Другой офорт, столь же лаконичный, создан тоже в 1915 году. Здесь Бубнова затронула тему «купальщиц», гармонично подчинив все формы общему графическому ритму. Несмотря на схожесть отдельных элементов, таких как головы купальщиц, каждой фигуре присуща сугубо индивидуальная форма, поза и характер движения. Черные линии на бело-сером фоне варьируются по толщине, местами переходят в пятна и широкие штрихи, создавая своеобразный орнамент на одеждах купальщиц. Ритмическая выразительность легких в большинстве своем линий усиливается благодаря противопоставлению им темного расплывчатого пятна в левой верхней части гравюры.
Проанализировав эти произведения, можно сделать вывод, что главное в ранних работах художницы – это плоскостность. Бубнова утверждается во мнении, что графическое изображение труднее и ответственнее для художника, нежели объемно-пространственная живопись[10].
Кроме прочих направлений и художников сильное влияние на раннее творчество Бубновой оказал Анри Матисс (1869-1954), работы которого она увидела в Париже в 1908 году. Позднее уже в Москве она познакомилась с коллекцией художников экспрессионистов, принадлежавшей С.И. Щукину.

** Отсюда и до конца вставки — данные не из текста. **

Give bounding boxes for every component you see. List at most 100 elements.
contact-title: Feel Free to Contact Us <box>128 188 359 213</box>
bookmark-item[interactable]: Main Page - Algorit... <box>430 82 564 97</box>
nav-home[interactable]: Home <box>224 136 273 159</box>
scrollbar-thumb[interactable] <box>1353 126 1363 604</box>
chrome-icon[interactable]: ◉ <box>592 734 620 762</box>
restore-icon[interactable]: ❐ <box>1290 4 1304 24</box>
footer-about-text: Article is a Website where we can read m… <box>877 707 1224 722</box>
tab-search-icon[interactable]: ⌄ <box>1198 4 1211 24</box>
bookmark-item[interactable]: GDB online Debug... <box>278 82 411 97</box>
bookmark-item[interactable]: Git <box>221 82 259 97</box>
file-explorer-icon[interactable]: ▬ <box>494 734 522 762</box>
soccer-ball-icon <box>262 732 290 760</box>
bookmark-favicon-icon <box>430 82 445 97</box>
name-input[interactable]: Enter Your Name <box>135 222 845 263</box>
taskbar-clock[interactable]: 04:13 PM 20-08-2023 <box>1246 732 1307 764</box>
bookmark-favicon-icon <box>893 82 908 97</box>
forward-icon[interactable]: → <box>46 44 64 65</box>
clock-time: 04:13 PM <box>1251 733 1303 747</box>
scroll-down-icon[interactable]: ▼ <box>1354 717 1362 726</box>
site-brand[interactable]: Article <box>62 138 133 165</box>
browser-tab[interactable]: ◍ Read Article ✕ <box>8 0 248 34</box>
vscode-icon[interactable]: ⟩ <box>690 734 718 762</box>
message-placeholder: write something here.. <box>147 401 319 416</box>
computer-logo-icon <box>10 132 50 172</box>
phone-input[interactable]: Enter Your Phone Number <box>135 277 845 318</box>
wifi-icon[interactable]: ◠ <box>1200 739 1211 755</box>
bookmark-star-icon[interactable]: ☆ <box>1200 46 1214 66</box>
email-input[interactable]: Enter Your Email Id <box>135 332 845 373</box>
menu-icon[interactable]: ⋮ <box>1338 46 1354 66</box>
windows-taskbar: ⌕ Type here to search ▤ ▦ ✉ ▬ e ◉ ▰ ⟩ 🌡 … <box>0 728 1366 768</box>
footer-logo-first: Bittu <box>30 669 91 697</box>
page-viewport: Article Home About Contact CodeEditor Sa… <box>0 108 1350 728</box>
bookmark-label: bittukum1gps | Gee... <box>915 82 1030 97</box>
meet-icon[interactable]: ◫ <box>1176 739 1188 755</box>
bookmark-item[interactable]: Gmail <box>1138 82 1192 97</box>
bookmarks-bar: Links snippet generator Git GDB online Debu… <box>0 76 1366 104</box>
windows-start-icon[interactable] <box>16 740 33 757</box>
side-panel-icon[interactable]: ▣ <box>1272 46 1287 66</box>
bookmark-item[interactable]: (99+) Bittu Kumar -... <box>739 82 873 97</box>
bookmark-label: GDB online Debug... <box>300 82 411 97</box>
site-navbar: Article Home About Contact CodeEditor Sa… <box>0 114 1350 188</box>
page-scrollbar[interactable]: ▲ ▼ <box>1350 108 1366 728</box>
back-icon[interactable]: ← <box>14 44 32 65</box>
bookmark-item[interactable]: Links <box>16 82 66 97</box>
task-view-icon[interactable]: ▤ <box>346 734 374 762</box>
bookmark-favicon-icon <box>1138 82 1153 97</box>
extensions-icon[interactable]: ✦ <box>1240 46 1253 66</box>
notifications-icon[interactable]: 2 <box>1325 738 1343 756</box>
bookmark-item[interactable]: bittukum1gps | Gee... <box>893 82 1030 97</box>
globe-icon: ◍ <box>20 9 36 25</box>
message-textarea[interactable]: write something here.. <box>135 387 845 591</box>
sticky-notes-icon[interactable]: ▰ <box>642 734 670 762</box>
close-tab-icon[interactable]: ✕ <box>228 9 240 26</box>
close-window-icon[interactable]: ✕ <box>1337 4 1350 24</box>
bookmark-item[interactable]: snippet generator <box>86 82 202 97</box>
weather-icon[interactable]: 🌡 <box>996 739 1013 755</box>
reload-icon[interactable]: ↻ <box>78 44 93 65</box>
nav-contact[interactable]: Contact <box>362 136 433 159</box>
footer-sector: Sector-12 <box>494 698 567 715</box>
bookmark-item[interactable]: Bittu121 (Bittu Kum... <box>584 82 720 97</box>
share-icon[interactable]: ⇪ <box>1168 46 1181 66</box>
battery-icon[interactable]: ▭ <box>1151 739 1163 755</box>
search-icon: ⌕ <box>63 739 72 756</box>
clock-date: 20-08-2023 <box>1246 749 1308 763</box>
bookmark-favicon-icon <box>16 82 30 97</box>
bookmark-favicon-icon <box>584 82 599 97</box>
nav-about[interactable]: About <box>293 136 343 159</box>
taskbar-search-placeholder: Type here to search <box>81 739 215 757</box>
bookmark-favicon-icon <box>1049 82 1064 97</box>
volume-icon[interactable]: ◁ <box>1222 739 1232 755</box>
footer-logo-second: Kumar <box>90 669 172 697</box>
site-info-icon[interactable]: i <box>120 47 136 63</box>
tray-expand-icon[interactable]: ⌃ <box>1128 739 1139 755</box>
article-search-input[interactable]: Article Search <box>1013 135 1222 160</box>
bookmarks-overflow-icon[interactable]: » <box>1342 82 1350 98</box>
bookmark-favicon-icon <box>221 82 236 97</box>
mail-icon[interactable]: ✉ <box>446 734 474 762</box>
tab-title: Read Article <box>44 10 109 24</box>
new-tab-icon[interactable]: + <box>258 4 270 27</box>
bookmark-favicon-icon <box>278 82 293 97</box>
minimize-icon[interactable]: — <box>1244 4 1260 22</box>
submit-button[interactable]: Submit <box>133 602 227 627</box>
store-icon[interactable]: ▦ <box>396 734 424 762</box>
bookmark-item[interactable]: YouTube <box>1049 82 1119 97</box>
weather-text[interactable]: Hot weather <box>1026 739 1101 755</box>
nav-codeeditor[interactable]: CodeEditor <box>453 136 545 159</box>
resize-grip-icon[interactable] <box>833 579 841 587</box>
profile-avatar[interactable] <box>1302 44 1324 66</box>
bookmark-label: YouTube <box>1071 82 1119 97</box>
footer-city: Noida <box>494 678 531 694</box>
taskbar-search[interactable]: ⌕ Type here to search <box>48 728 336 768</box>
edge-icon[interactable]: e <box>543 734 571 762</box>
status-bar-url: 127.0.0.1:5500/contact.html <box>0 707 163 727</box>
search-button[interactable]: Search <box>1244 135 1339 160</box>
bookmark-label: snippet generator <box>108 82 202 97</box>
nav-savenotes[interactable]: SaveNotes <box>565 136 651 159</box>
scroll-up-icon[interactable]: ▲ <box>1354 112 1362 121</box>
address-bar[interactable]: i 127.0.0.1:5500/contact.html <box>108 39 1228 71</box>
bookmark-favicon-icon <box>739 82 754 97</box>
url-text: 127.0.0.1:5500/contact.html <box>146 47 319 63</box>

Некоторые аспекты этого влияния можно проследить и в работах «японского периода». Так, например, в литографии «За красным столом» (1927), созданной уже в Японии, заметно соединения двух художественных традиций – европейской и восточной. Здесь Бубнова заливает большие плоскости локальными цветами[11]. Нечто подобное можно увидеть в произведении Матисса «Красная комната» (1908). В картине присутствует безудержный яркий цвет, что для автора является основным элементом, строящим форму, он же добавляет монументальности без того крупноформатному произведению. В то время как Бубнова в большей степени отталкивается от линии, более характерной для японского искусства. В центре листа – большой красный стол. Впрочем, его видно только как красное полотно, а о том, что это стол можно догадаться благодаря позам шести мужчин, сидящих вокруг. В отличие от произведения Матисса, где цвет заполняет все пространство, у художницы красная плоскость является композиционным и смысловым центром. Варвара Дмитриевна использует один из наиболее узнаваемых приемов японской художественной культуры, а именно – не завершенность действия или прерванный момент. При этом пространство ограничивается лишь несколькими чертами. Таким образом, она не замыкает композицию, а оставляет простор для воображения зрителя, хотя здесь присутствуют атрибуты, характерные для комнаты – едва намеченные угол и люстра с горящей лампой, свисающая с потолка.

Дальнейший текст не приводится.